With this design, the movement is longer, which will allow you to stretch the muscles and cause better hypertrophy. Also, the upper chest will receive additional training.

  1. The bench should not be installed strictly at an angle of 90 °, but the slider should be moved a little lower. This will not catch the chin when lifting.
  2. Holders are fixed at chest level for convenient removal of the projectile.
  3. Hands with palms down are placed on the bar slightly wider than shoulders.
  4. The shot is fixed on the chest and exhale rises up.
  5. With a delay of one second, on inhalation, it gradually descends and stops at the level of the clavicle.

It should be remembered that the movement is smooth, without sudden jerks.
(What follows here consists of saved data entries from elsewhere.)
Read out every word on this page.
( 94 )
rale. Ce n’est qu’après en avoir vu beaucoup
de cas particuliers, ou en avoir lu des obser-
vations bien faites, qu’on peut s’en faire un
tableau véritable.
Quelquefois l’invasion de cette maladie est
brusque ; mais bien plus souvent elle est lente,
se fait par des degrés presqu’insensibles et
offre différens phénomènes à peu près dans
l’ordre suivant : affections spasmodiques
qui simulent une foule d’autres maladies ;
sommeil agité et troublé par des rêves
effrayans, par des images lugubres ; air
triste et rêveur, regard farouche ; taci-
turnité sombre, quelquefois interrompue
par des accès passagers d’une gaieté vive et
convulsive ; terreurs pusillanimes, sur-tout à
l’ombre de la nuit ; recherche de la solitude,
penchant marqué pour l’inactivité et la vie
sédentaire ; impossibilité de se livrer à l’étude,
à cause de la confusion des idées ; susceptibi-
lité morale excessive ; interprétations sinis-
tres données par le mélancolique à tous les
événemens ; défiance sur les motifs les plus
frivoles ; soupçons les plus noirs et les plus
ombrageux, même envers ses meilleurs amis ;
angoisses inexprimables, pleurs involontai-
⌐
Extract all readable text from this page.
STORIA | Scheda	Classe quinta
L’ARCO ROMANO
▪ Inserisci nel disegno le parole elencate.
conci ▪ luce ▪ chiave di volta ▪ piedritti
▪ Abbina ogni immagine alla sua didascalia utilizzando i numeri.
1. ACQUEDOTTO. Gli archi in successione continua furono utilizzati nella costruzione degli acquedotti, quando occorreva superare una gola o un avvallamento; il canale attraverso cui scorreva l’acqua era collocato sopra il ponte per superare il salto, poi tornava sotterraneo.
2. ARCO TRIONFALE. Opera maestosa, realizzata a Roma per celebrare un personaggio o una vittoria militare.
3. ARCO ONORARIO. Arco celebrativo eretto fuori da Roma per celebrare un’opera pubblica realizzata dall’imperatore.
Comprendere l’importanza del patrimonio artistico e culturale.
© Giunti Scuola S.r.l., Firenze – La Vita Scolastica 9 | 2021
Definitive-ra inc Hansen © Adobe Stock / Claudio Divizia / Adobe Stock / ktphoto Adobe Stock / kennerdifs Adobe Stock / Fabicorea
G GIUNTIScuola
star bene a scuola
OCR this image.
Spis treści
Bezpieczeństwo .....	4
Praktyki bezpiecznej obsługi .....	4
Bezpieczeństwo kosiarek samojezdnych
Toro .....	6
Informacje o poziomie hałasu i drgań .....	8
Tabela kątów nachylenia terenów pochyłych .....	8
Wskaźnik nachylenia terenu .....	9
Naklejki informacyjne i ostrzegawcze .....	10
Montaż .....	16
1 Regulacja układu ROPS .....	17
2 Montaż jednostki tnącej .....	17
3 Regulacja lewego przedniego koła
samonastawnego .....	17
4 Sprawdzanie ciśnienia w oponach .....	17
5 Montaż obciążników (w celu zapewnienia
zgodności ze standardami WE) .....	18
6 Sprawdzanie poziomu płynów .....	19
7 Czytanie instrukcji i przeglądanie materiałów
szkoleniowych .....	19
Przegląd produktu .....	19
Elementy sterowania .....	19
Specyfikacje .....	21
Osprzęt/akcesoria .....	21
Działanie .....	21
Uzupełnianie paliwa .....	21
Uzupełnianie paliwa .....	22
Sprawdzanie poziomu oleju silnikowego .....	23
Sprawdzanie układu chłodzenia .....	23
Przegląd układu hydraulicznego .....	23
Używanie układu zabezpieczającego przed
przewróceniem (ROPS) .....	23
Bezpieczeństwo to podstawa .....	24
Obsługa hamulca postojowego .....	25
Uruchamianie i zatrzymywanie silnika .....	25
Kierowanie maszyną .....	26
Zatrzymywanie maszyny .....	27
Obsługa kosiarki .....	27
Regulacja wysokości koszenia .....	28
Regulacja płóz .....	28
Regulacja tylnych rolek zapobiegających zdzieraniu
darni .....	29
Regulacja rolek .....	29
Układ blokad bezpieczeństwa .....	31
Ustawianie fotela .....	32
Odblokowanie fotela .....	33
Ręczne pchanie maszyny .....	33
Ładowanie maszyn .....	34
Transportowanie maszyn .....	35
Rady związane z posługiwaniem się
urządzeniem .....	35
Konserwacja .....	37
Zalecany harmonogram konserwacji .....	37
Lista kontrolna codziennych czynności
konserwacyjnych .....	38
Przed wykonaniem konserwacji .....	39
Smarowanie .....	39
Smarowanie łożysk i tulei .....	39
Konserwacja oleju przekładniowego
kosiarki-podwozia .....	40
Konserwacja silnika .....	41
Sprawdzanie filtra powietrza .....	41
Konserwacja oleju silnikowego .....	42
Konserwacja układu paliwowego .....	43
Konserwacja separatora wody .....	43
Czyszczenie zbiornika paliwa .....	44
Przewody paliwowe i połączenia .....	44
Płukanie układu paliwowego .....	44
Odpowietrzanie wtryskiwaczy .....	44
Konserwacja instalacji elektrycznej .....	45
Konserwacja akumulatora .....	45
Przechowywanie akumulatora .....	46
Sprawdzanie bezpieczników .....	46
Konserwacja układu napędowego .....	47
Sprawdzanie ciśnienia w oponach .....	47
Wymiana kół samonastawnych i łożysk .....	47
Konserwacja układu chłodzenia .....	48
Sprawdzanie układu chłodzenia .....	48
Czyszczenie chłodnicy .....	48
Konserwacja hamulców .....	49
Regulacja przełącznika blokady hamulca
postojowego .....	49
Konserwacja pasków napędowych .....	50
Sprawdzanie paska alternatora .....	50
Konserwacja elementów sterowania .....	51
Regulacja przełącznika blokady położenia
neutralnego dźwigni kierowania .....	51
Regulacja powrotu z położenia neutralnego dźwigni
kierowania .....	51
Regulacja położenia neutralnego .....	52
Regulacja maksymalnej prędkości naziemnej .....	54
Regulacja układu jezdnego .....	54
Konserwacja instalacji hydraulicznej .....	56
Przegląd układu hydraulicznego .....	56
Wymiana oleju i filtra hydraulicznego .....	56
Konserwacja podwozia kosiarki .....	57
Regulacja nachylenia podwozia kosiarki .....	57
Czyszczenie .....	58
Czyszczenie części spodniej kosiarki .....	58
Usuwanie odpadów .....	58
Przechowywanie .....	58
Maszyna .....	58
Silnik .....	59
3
At the top point, do not extend your elbows to the end, this will save the joints from additional stress. Elbows do not bend strictly to the sides, but slightly forward.

Bench press sitting behind the head

A more isolated version that more accurately hits the middle beam.
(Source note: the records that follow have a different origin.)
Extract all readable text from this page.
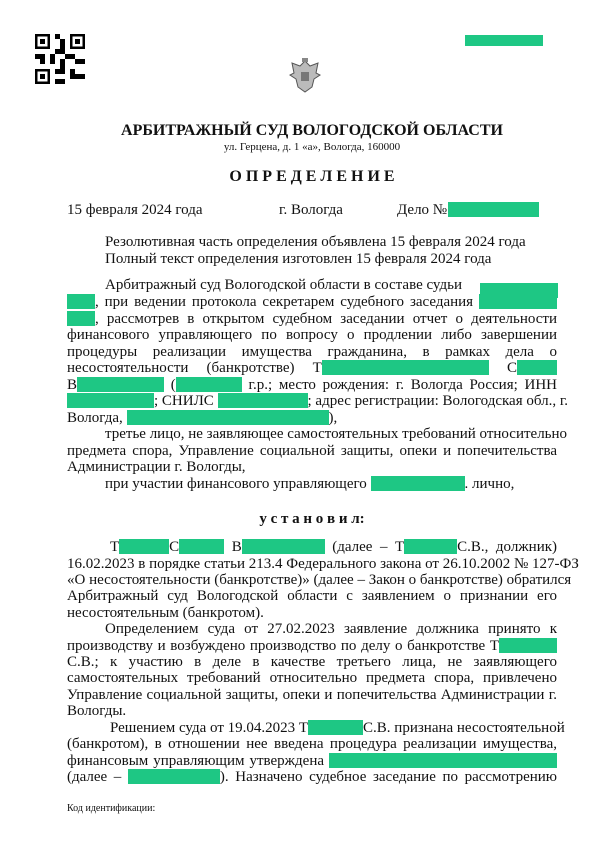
АРБИТРАЖНЫЙ СУД ВОЛОГОДСКОЙ ОБЛАСТИ
ул. Герцена, д. 1 «а», Вологда, 160000
О П Р Е Д Е Л Е Н И Е
15 февраля 2024 года	г. Вологда	Дело №
Резолютивная часть определения объявлена 15 февраля 2024 года
Полный текст определения изготовлен 15 февраля 2024 года
Арбитражный суд Вологодской области в составе судьи
, при ведении протокола секретарем судебного заседания
, рассмотрев в открытом судебном заседании отчет о деятельности
финансового управляющего по вопросу о продлении либо завершении
процедуры реализации имущества гражданина, в рамках дела о
несостоятельности (банкротстве) Т	С
В	(	г.р.; место рождения: г. Вологда Россия; ИНН
; СНИЛС	; адрес регистрации: Вологодская обл., г.
Вологда,	),
третье лицо, не заявляющее самостоятельных требований относительно
предмета спора, Управление социальной защиты, опеки и попечительства
Администрации г. Вологды,
при участии финансового управляющего	. лично,
у с т а н о в и л:
Т	С	В	(далее – Т	С.В., должник)
16.02.2023 в порядке статьи 213.4 Федерального закона от 26.10.2002 № 127-ФЗ
«О несостоятельности (банкротстве)» (далее – Закон о банкротстве) обратился
Арбитражный суд Вологодской области с заявлением о признании его
несостоятельным (банкротом).
Определением суда от 27.02.2023 заявление должника принято к
производству и возбуждено производство по делу о банкротстве Т
С.В.; к участию в деле в качестве третьего лица, не заявляющего
самостоятельных требований относительно предмета спора, привлечено
Управление социальной защиты, опеки и попечительства Администрации г.
Вологды.
Решением суда от 19.04.2023 Т	С.В. признана несостоятельной
(банкротом), в отношении нее введена процедура реализации имущества,
финансовым управляющим утверждена
(далее –	). Назначено судебное заседание по рассмотрению
Код идентификации:
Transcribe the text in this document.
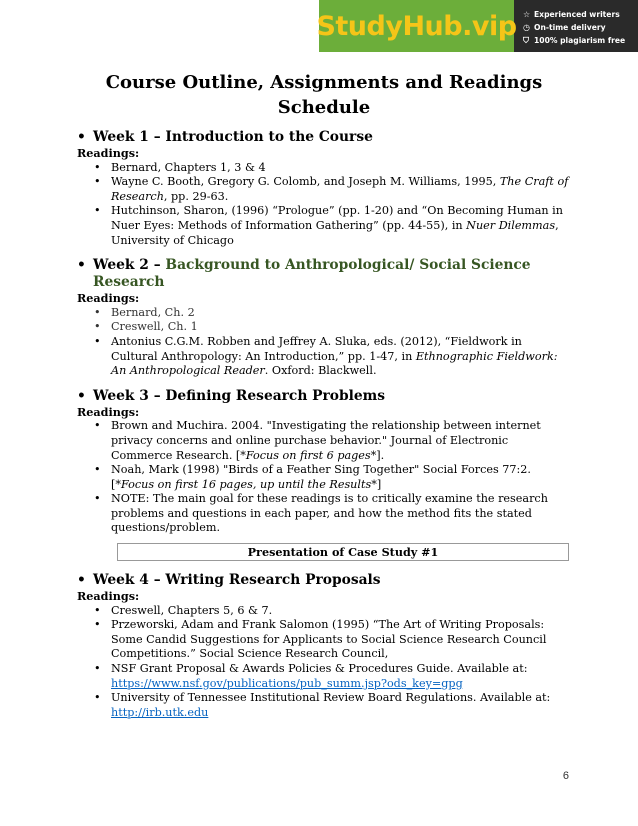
StudyHub.vip ☆ Experienced writers
◷ On-time delivery
⛉ 100% plagiarism free
Course Outline, Assignments and Readings Schedule
• Week 1 – Introduction to the Course
Readings:
• Bernard, Chapters 1, 3 & 4
• Wayne C. Booth, Gregory G. Colomb, and Joseph M. Williams, 1995, The Craft of Research, pp. 29-63.
• Hutchinson, Sharon, (1996) “Prologue” (pp. 1-20) and “On Becoming Human in Nuer Eyes: Methods of Information Gathering” (pp. 44-55), in Nuer Dilemmas, University of Chicago
• Week 2 – Background to Anthropological/ Social Science Research
Readings:
• Bernard, Ch. 2
• Creswell, Ch. 1
• Antonius C.G.M. Robben and Jeffrey A. Sluka, eds. (2012), “Fieldwork in Cultural Anthropology: An Introduction,” pp. 1-47, in Ethnographic Fieldwork: An Anthropological Reader. Oxford: Blackwell.
• Week 3 – Defining Research Problems
Readings:
• Brown and Muchira. 2004. "Investigating the relationship between internet privacy concerns and online purchase behavior." Journal of Electronic Commerce Research. [*Focus on first 6 pages*].
• Noah, Mark (1998) "Birds of a Feather Sing Together" Social Forces 77:2. [*Focus on first 16 pages, up until the Results*]
• NOTE: The main goal for these readings is to critically examine the research problems and questions in each paper, and how the method fits the stated questions/problem.
Presentation of Case Study #1
• Week 4 – Writing Research Proposals
Readings:
• Creswell, Chapters 5, 6 & 7.
• Przeworski, Adam and Frank Salomon (1995) “The Art of Writing Proposals: Some Candid Suggestions for Applicants to Social Science Research Council Competitions.” Social Science Research Council,
• NSF Grant Proposal & Awards Policies & Procedures Guide. Available at: https://www.nsf.gov/publications/pub_summ.jsp?ods_key=gpg
• University of Tennessee Institutional Review Board Regulations. Available at: http://irb.utk.edu
6
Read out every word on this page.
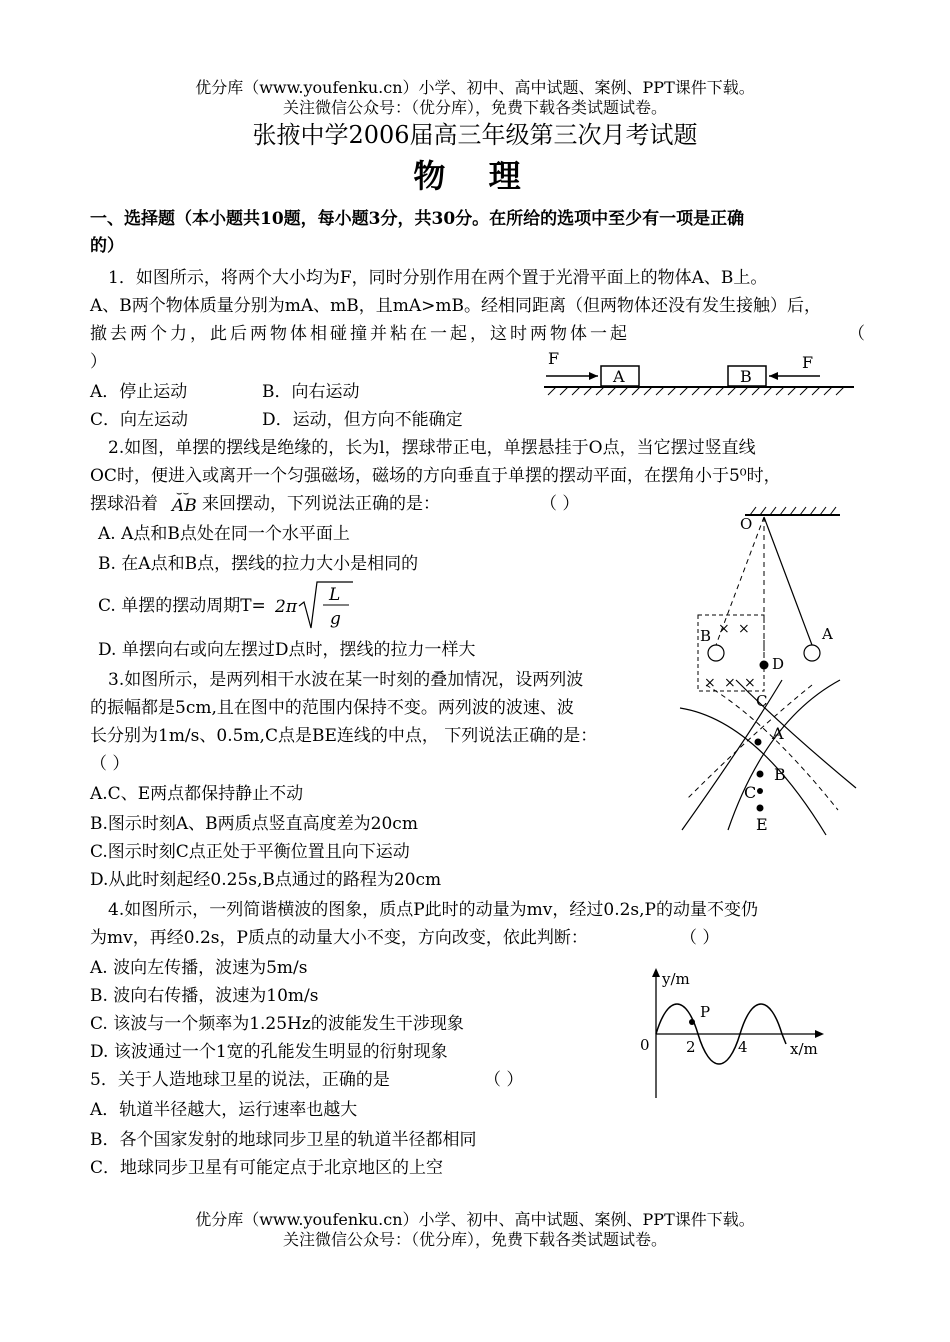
优分库（www.youfenku.cn）小学、初中、高中试题、案例、PPT课件下载。
关注微信公众号：（优分库），免费下载各类试题试卷。
张掖中学2006届高三年级第三次月考试题
物 理
一、选择题（本小题共10题，每小题3分，共30分。在所给的选项中至少有一项是正确
的）
1．如图所示，将两个大小均为F，同时分别作用在两个置于光滑平面上的物体A、B上。
A、B两个物体质量分别为mA、mB，且mA>mB。经相同距离（但两物体还没有发生接触）后，
撤去两个力，此后两物体相碰撞并粘在一起，这时两物体一起	（
）
A．停止运动	B．向右运动
C．向左运动	D．运动，但方向不能确定
F
A	B
F
2.如图，单摆的摆线是绝缘的，长为l，摆球带正电，单摆悬挂于O点，当它摆过竖直线
OC时，便进入或离开一个匀强磁场，磁场的方向垂直于单摆的摆动平面，在摆角小于5⁰时，
摆球沿着
⌣⌣
AB 来回摆动，下列说法正确的是：	（ ）
A. A点和B点处在同一个水平面上
B. 在A点和B点，摆线的拉力大小是相同的
C. 单摆的摆动周期T= 2π
L
g
D. 单摆向右或向左摆过D点时，摆线的拉力一样大
O
× ×
× × ×
B	A
D
C
3.如图所示，是两列相干水波在某一时刻的叠加情况，设两列波
的振幅都是5cm,且在图中的范围内保持不变。两列波的波速、波
长分别为1m/s、0.5m,C点是BE连线的中点， 下列说法正确的是：
（ ）
A.C、E两点都保持静止不动
B.图示时刻A、B两质点竖直高度差为20cm
C.图示时刻C点正处于平衡位置且向下运动
D.从此时刻起经0.25s,B点通过的路程为20cm
A
B
C
E
4.如图所示，一列简谐横波的图象，质点P此时的动量为mv，经过0.2s,P的动量不变仍
为mv，再经0.2s，P质点的动量大小不变，方向改变，依此判断：	（ ）
A. 波向左传播，波速为5m/s
B. 波向右传播，波速为10m/s
C. 该波与一个频率为1.25Hz的波能发生干涉现象
D. 该波通过一个1宽的孔能发生明显的衍射现象
P
y/m
x/m
0 2	4
5．关于人造地球卫星的说法，正确的是	（ ）
A．轨道半径越大，运行速率也越大
B．各个国家发射的地球同步卫星的轨道半径都相同
C．地球同步卫星有可能定点于北京地区的上空
优分库（www.youfenku.cn）小学、初中、高中试题、案例、PPT课件下载。
关注微信公众号：（优分库），免费下载各类试题试卷。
  1. The corner of the bench is similar to the bench press in front.
  2. If a person trains alone, the holders are fixed at the height of their raised hands. When a partner helps, it is better to remove the bar, sitting down under it, and then sit down with the shell. The first repetition “from the shoulders” must be carried out with the help of the insurer, in order to avoid a traumatic situation.
  3. The grip width is similar to the "in front of you" option.
  4. On inspiration, a downward movement occurs. It is necessary to lower the neck just below the ears, until the elbows are bent at 90 °.
  5. On exhalation, a shell rises smoothly.
bench press

The shoulder blades must be reduced and form a small deflection in the lower back. The elbows are bent strictly to the sides. All movements are performed smoothly.

Doing Exercise in Smith Simulator

Given that the movement itself is multi-articular, loads several muscle groups, the bench press sitting in the Smith simulator is partly insulating. The movement uses the same sections of the muscle, but the bar is fixed and moves in a strictly vertical direction, which allows the stabilizers not to participate in the work.

Bench Press

When training with free weights, the abs and back muscles are connected to maintain balance. Here, the load falls pointwise on the shoulders. You can perform both in front of you and from behind the head.
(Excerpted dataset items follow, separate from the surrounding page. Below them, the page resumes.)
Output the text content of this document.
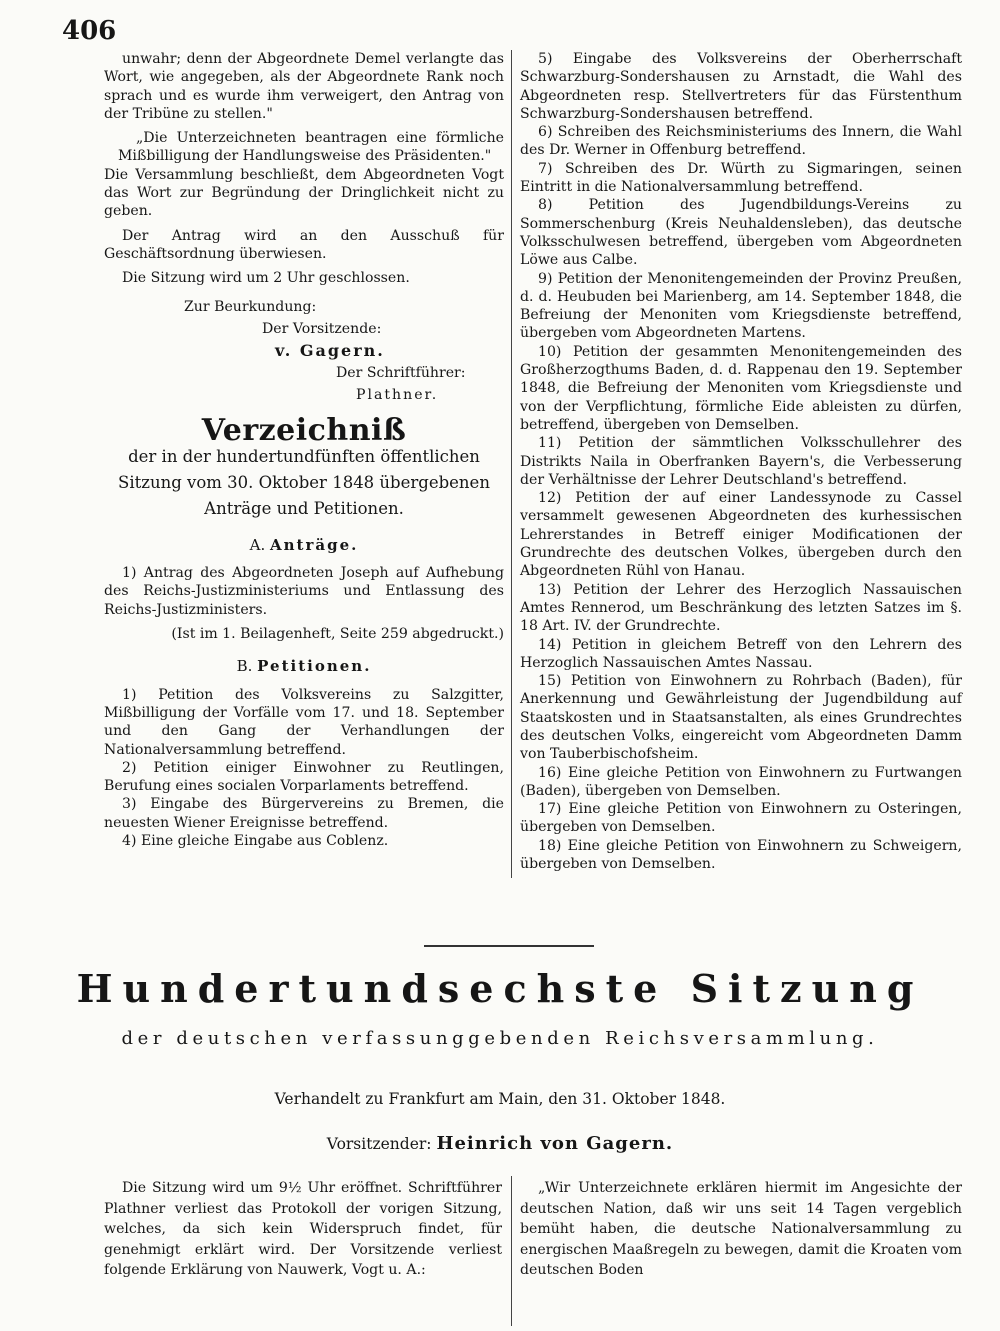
406

unwahr; denn der Abgeordnete Demel verlangte das Wort, wie angegeben, als der Abgeordnete Rank noch sprach und es wurde ihm verweigert, den Antrag von der Tribüne zu stellen."

„Die Unterzeichneten beantragen eine förmliche Mißbilligung der Handlungsweise des Präsidenten."

Die Versammlung beschließt, dem Abgeordneten Vogt das Wort zur Begründung der Dringlichkeit nicht zu geben.

Der Antrag wird an den Ausschuß für Geschäftsordnung überwiesen.

Die Sitzung wird um 2 Uhr geschlossen.

Zur Beurkundung:

Der Vorsitzende:

v. Gagern.

Der Schriftführer:

Plathner.

Verzeichniß
der in der hundertundfünften öffentlichen Sitzung vom 30. Oktober 1848 übergebenen Anträge und Petitionen.
A. Anträge.

1) Antrag des Abgeordneten Joseph auf Aufhebung des Reichs-Justizministeriums und Entlassung des Reichs-Justizministers.

(Ist im 1. Beilagenheft, Seite 259 abgedruckt.)

B. Petitionen.

1) Petition des Volksvereins zu Salzgitter, Mißbilligung der Vorfälle vom 17. und 18. September und den Gang der Verhandlungen der Nationalversammlung betreffend.

2) Petition einiger Einwohner zu Reutlingen, Berufung eines socialen Vorparlaments betreffend.

3) Eingabe des Bürgervereins zu Bremen, die neuesten Wiener Ereignisse betreffend.

4) Eine gleiche Eingabe aus Coblenz.

5) Eingabe des Volksvereins der Oberherrschaft Schwarzburg-Sondershausen zu Arnstadt, die Wahl des Abgeordneten resp. Stellvertreters für das Fürstenthum Schwarzburg-Sondershausen betreffend.

6) Schreiben des Reichsministeriums des Innern, die Wahl des Dr. Werner in Offenburg betreffend.

7) Schreiben des Dr. Würth zu Sigmaringen, seinen Eintritt in die Nationalversammlung betreffend.

8) Petition des Jugendbildungs-Vereins zu Sommerschenburg (Kreis Neuhaldensleben), das deutsche Volksschulwesen betreffend, übergeben vom Abgeordneten Löwe aus Calbe.

9) Petition der Menonitengemeinden der Provinz Preußen, d. d. Heubuden bei Marienberg, am 14. September 1848, die Befreiung der Menoniten vom Kriegsdienste betreffend, übergeben vom Abgeordneten Martens.

10) Petition der gesammten Menonitengemeinden des Großherzogthums Baden, d. d. Rappenau den 19. September 1848, die Befreiung der Menoniten vom Kriegsdienste und von der Verpflichtung, förmliche Eide ableisten zu dürfen, betreffend, übergeben von Demselben.

11) Petition der sämmtlichen Volksschullehrer des Distrikts Naila in Oberfranken Bayern's, die Verbesserung der Verhältnisse der Lehrer Deutschland's betreffend.

12) Petition der auf einer Landessynode zu Cassel versammelt gewesenen Abgeordneten des kurhessischen Lehrerstandes in Betreff einiger Modificationen der Grundrechte des deutschen Volkes, übergeben durch den Abgeordneten Rühl von Hanau.

13) Petition der Lehrer des Herzoglich Nassauischen Amtes Rennerod, um Beschränkung des letzten Satzes im §. 18 Art. IV. der Grundrechte.

14) Petition in gleichem Betreff von den Lehrern des Herzoglich Nassauischen Amtes Nassau.

15) Petition von Einwohnern zu Rohrbach (Baden), für Anerkennung und Gewährleistung der Jugendbildung auf Staatskosten und in Staatsanstalten, als eines Grundrechtes des deutschen Volks, eingereicht vom Abgeordneten Damm von Tauberbischofsheim.

16) Eine gleiche Petition von Einwohnern zu Furtwangen (Baden), übergeben von Demselben.

17) Eine gleiche Petition von Einwohnern zu Osteringen, übergeben von Demselben.

18) Eine gleiche Petition von Einwohnern zu Schweigern, übergeben von Demselben.

Hundertundsechste Sitzung
der deutschen verfassunggebenden Reichsversammlung.
Verhandelt zu Frankfurt am Main, den 31. Oktober 1848.
Vorsitzender: Heinrich von Gagern.

Die Sitzung wird um 9½ Uhr eröffnet. Schriftführer Plathner verliest das Protokoll der vorigen Sitzung, welches, da sich kein Widerspruch findet, für genehmigt erklärt wird. Der Vorsitzende verliest folgende Erklärung von Nauwerk, Vogt u. A.:

„Wir Unterzeichnete erklären hiermit im Angesichte der deutschen Nation, daß wir uns seit 14 Tagen vergeblich bemüht haben, die deutsche Nationalversammlung zu energischen Maaßregeln zu bewegen, damit die Kroaten vom deutschen Boden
The technique of exercise is the same as in the previous versions. Due to its simplicity, it is well suited for beginners or experienced athletes in repetitive training. Also, to finally “finish off” the shoulders, Smith's simulator is indispensable.

An absolute plus is security. Even without an insured person, the neck will not fall on the athlete, since at any time it can be fixed using special hooks. The absence of the threat of a fall will allow you to fully focus on the study. The only minus of Smith - not in all gyms you can find this simulator.

What you need for maximum study

Anatomically, the human shoulder is divided into 3 beams: front, middle and rear. The front serves to push forward, the middle presses up, and the rear starts to work only with traction.

In order to build shoulders in the highest quality possible, training should be enriched with a draft of the bar in a slope, a T-bar and breeding of dumbbells while lying on the bench with your chest. Only then will the shoulder be symmetrically developed and comprehensively strong.

General tips and tricks

As in other exercises, sitting in a bench press is the first thing to concentrate on. No need to chase large weights, exposing yourself to the risk of injury. Shoulders and elbows are the most traumatic place. One dislocation or tear of the ligaments will completely deprive full training.

The main postulate of training is the progression of loads. This is reasonable only after understanding all aspects of the motion technique, which should be smooth, without jerking and cheating. Do not bend, helping other muscles.

bench press

You always need to follow the approach with the insurance person. No need to twist the brushes. At the upper point, excessive straightening of the elbows will transfer the load to the triceps and can provoke a loss of balance by knocking the bar back.